During the test, pedestrian couriers who support the van will be issued with a smartphone app, developed by Hermes, that allows them to hail the vehicle and unlock it when it’s safely parked. Once inside they are directed to a specific locker which contains the parcels they are required to deliver via digital screens and voice prompts.
The hope is that if these processes are successful, and the idea of driverless vehicles delivering parcels is received positively, their introduction into delivery fleets can be accelerated.
Hermes is the first courier company to make use of the Ford research vehicle, and has high hopes for the trial.

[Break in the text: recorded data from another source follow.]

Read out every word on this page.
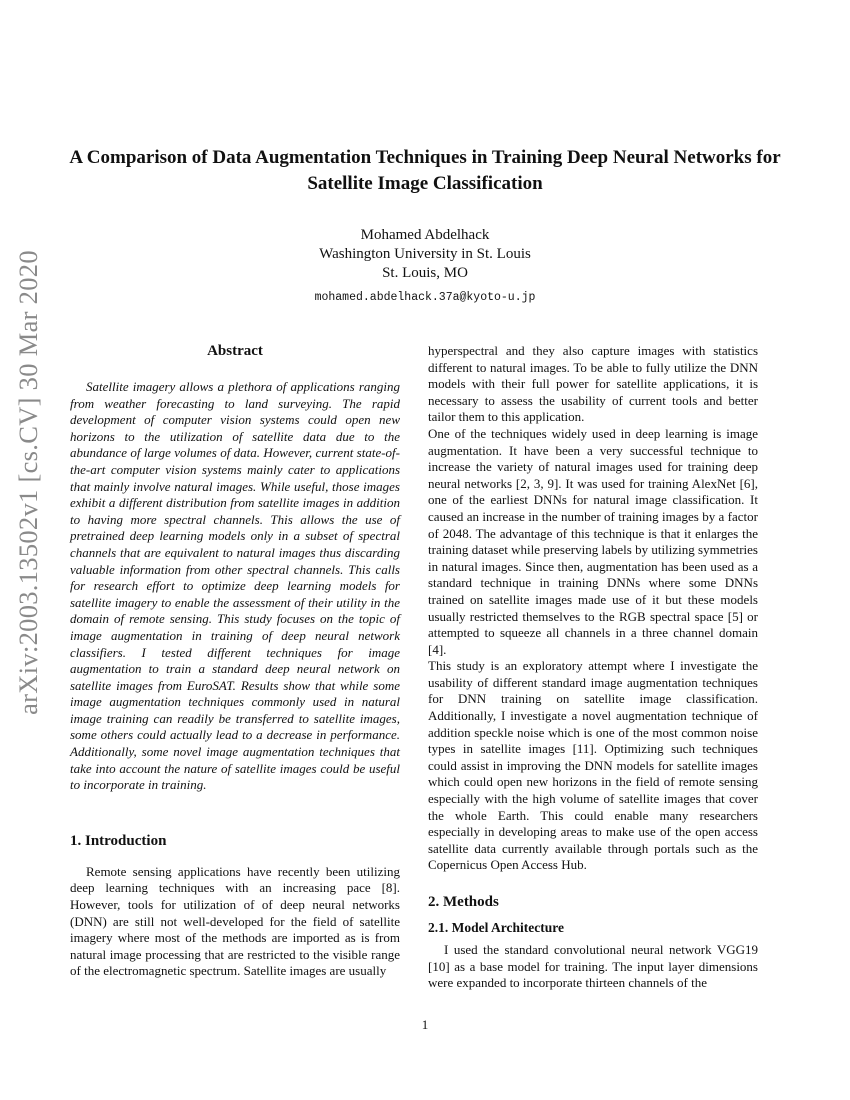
arXiv:2003.13502v1 [cs.CV] 30 Mar 2020
A Comparison of Data Augmentation Techniques in Training Deep Neural Networks for Satellite Image Classification
Mohamed Abdelhack
Washington University in St. Louis
St. Louis, MO
mohamed.abdelhack.37a@kyoto-u.jp
Abstract

Satellite imagery allows a plethora of applications ranging from weather forecasting to land surveying. The rapid development of computer vision systems could open new horizons to the utilization of satellite data due to the abundance of large volumes of data. However, current state-of-the-art computer vision systems mainly cater to applications that mainly involve natural images. While useful, those images exhibit a different distribution from satellite images in addition to having more spectral channels. This allows the use of pretrained deep learning models only in a subset of spectral channels that are equivalent to natural images thus discarding valuable information from other spectral channels. This calls for research effort to optimize deep learning models for satellite imagery to enable the assessment of their utility in the domain of remote sensing. This study focuses on the topic of image augmentation in training of deep neural network classifiers. I tested different techniques for image augmentation to train a standard deep neural network on satellite images from EuroSAT. Results show that while some image augmentation techniques commonly used in natural image training can readily be transferred to satellite images, some others could actually lead to a decrease in performance. Additionally, some novel image augmentation techniques that take into account the nature of satellite images could be useful to incorporate in training.

1. Introduction

Remote sensing applications have recently been utilizing deep learning techniques with an increasing pace [8]. However, tools for utilization of of deep neural networks (DNN) are still not well-developed for the field of satellite imagery where most of the methods are imported as is from natural image processing that are restricted to the visible range of the electromagnetic spectrum. Satellite images are usually

hyperspectral and they also capture images with statistics different to natural images. To be able to fully utilize the DNN models with their full power for satellite applications, it is necessary to assess the usability of current tools and better tailor them to this application.

One of the techniques widely used in deep learning is image augmentation. It have been a very successful technique to increase the variety of natural images used for training deep neural networks [2, 3, 9]. It was used for training AlexNet [6], one of the earliest DNNs for natural image classification. It caused an increase in the number of training images by a factor of 2048. The advantage of this technique is that it enlarges the training dataset while preserving labels by utilizing symmetries in natural images. Since then, augmentation has been used as a standard technique in training DNNs where some DNNs trained on satellite images made use of it but these models usually restricted themselves to the RGB spectral space [5] or attempted to squeeze all channels in a three channel domain [4].

This study is an exploratory attempt where I investigate the usability of different standard image augmentation techniques for DNN training on satellite image classification. Additionally, I investigate a novel augmentation technique of addition speckle noise which is one of the most common noise types in satellite images [11]. Optimizing such techniques could assist in improving the DNN models for satellite images which could open new horizons in the field of remote sensing especially with the high volume of satellite images that cover the whole Earth. This could enable many researchers especially in developing areas to make use of the open access satellite data currently available through portals such as the Copernicus Open Access Hub.

2. Methods
2.1. Model Architecture

I used the standard convolutional neural network VGG19 [10] as a base model for training. The input layer dimensions were expanded to incorporate thirteen channels of the

1
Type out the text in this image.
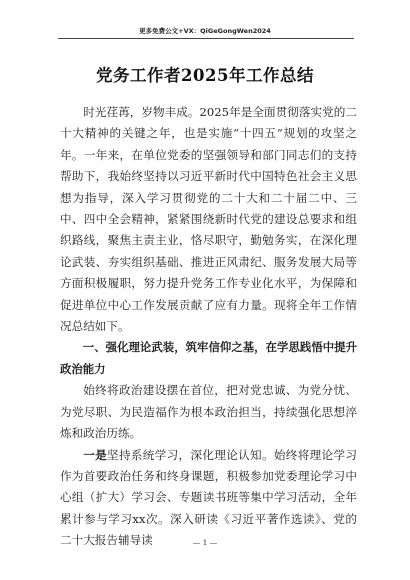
更多免费公文+VX：QiGeGongWen2024
党务工作者2025年工作总结

时光荏苒，岁物丰成。2025年是全面贯彻落实党的二十大精神的关键之年，也是实施“十四五”规划的攻坚之年。一年来，在单位党委的坚强领导和部门同志们的支持帮助下，我始终坚持以习近平新时代中国特色社会主义思想为指导，深入学习贯彻党的二十大和二十届二中、三中、四中全会精神，紧紧围绕新时代党的建设总要求和组织路线，聚焦主责主业，恪尽职守，勤勉务实，在深化理论武装、夯实组织基础、推进正风肃纪、服务发展大局等方面积极履职，努力提升党务工作专业化水平，为保障和促进单位中心工作发展贡献了应有力量。现将全年工作情况总结如下。

一、强化理论武装，筑牢信仰之基，在学思践悟中提升政治能力

始终将政治建设摆在首位，把对党忠诚、为党分忧、为党尽职、为民造福作为根本政治担当，持续强化思想淬炼和政治历练。

一是坚持系统学习，深化理论认知。始终将理论学习作为首要政治任务和终身课题，积极参加党委理论学习中心组（扩大）学习会、专题读书班等集中学习活动，全年累计参与学习xx次。深入研读《习近平著作选读》、党的二十大报告辅导读	— 1 —
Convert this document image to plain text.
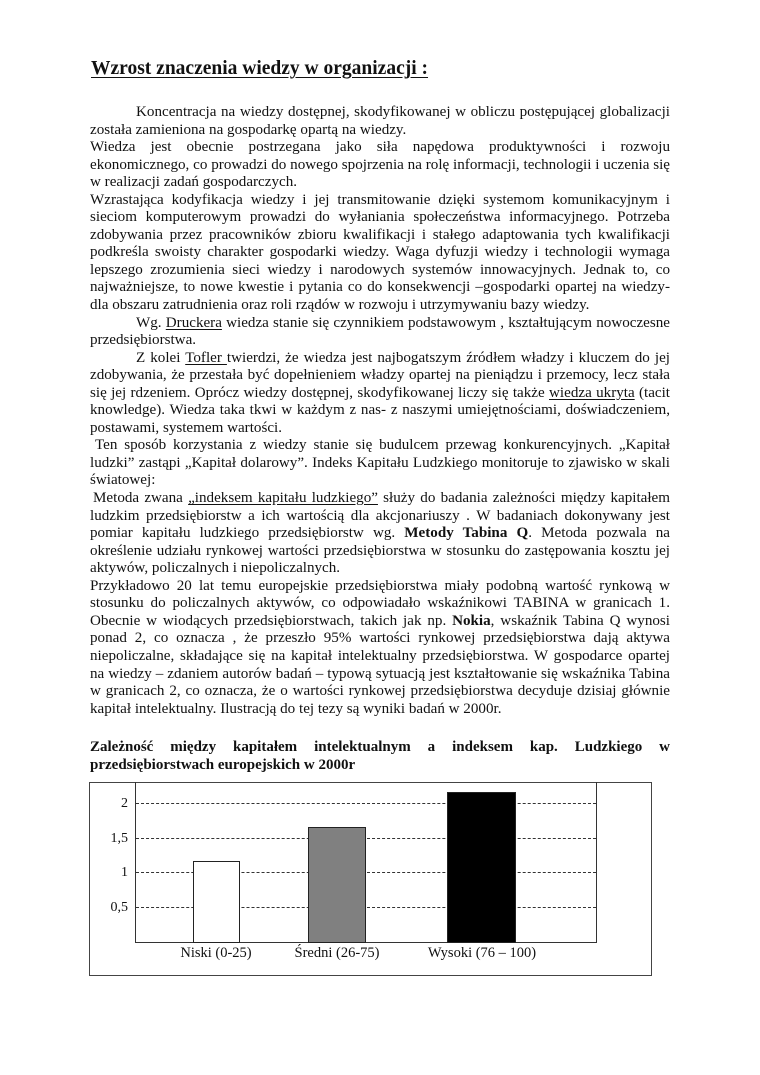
Wzrost znaczenia wiedzy w organizacji :

Koncentracja na wiedzy dostępnej, skodyfikowanej w obliczu postępującej globalizacji została zamieniona na gospodarkę opartą na wiedzy.

Wiedza jest obecnie postrzegana jako siła napędowa produktywności i rozwoju ekonomicznego, co prowadzi do nowego spojrzenia na rolę informacji, technologii i uczenia się w realizacji zadań gospodarczych.

Wzrastająca kodyfikacja wiedzy i jej transmitowanie dzięki systemom komunikacyjnym i sieciom komputerowym prowadzi do wyłaniania społeczeństwa informacyjnego. Potrzeba zdobywania przez pracowników zbioru kwalifikacji i stałego adaptowania tych kwalifikacji podkreśla swoisty charakter gospodarki wiedzy. Waga dyfuzji wiedzy i technologii wymaga lepszego zrozumienia sieci wiedzy i narodowych systemów innowacyjnych. Jednak to, co najważniejsze, to nowe kwestie i pytania co do konsekwencji –gospodarki opartej na wiedzy- dla obszaru zatrudnienia oraz roli rządów w rozwoju i utrzymywaniu bazy wiedzy.

Wg. Druckera wiedza stanie się czynnikiem podstawowym , kształtującym nowoczesne przedsiębiorstwa.

Z kolei Tofler twierdzi, że wiedza jest najbogatszym źródłem władzy i kluczem do jej zdobywania, że przestała być dopełnieniem władzy opartej na pieniądzu i przemocy, lecz stała się jej rdzeniem. Oprócz wiedzy dostępnej, skodyfikowanej liczy się także wiedza ukryta (tacit knowledge). Wiedza taka tkwi w każdym z nas- z naszymi umiejętnościami, doświadczeniem, postawami, systemem wartości.

Ten sposób korzystania z wiedzy stanie się budulcem przewag konkurencyjnych. „Kapitał ludzki” zastąpi „Kapitał dolarowy”. Indeks Kapitału Ludzkiego monitoruje to zjawisko w skali światowej:

Metoda zwana „indeksem kapitału ludzkiego” służy do badania zależności między kapitałem ludzkim przedsiębiorstw a ich wartością dla akcjonariuszy . W badaniach dokonywany jest pomiar kapitału ludzkiego przedsiębiorstw wg. Metody Tabina Q. Metoda pozwala na określenie udziału rynkowej wartości przedsiębiorstwa w stosunku do zastępowania kosztu jej aktywów, policzalnych i niepoliczalnych.

Przykładowo 20 lat temu europejskie przedsiębiorstwa miały podobną wartość rynkową w stosunku do policzalnych aktywów, co odpowiadało wskaźnikowi TABINA w granicach 1. Obecnie w wiodących przedsiębiorstwach, takich jak np. Nokia, wskaźnik Tabina Q wynosi ponad 2, co oznacza , że przeszło 95% wartości rynkowej przedsiębiorstwa dają aktywa niepoliczalne, składające się na kapitał intelektualny przedsiębiorstwa. W gospodarce opartej na wiedzy – zdaniem autorów badań – typową sytuacją jest kształtowanie się wskaźnika Tabina w granicach 2, co oznacza, że o wartości rynkowej przedsiębiorstwa decyduje dzisiaj głównie kapitał intelektualny. Ilustracją do tej tezy są wyniki badań w 2000r.

Zależność między kapitałem intelektualnym a indeksem kap. Ludzkiego w przedsiębiorstwach europejskich w 2000r

2
1,5
1
0,5
Niski (0-25)	Średni (26-75)	Wysoki (76 – 100)
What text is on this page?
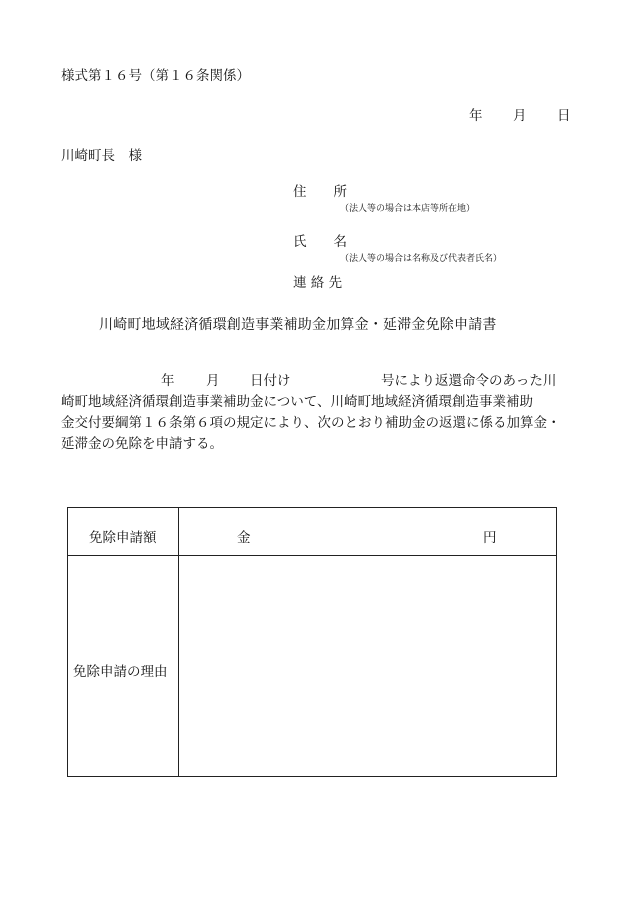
様式第１６号（第１６条関係）
年 月 日
川崎町長　様
住　　所
（法人等の場合は本店等所在地）
氏　　名
（法人等の場合は名称及び代表者氏名）
連 絡 先
川崎町地域経済循環創造事業補助金加算金・延滞金免除申請書
年 月 日付け	号により返還命令のあった川
崎町地域経済循環創造事業補助金について、川崎町地域経済循環創造事業補助
金交付要綱第１６条第６項の規定により、次のとおり補助金の返還に係る加算金・
延滞金の免除を申請する。
免除申請額	金	円
免除申請の理由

Lynsey Aston, head of Product, Innovation and Onboarding, said: “We’re excited to collaborate with Ford on this proof of concept trial, which is all about understanding the potential for autonomous vehicles and if they have a role in delivery in the longer-term future. We’re constantly innovating to incubate and then explore concepts like this, and we look forward to the initial findings, which will no doubt be useful on an industry-wide level.”
Ford has invested heavily in developing autonomous technology in recent years and is now running tests of self-driving vehicles in six major US cities, alongside technology partner Argo AI. Around $5 billion has been set aside for further research between 2021 and 2025.
Last year, a pilot program in Miami, Florida, saw Ford and Argo AI successfully use autonomous commercial vehicles to deliver fresh produce and school supplies as part of a charity project, providing a glimpse of how the tech might be used in future.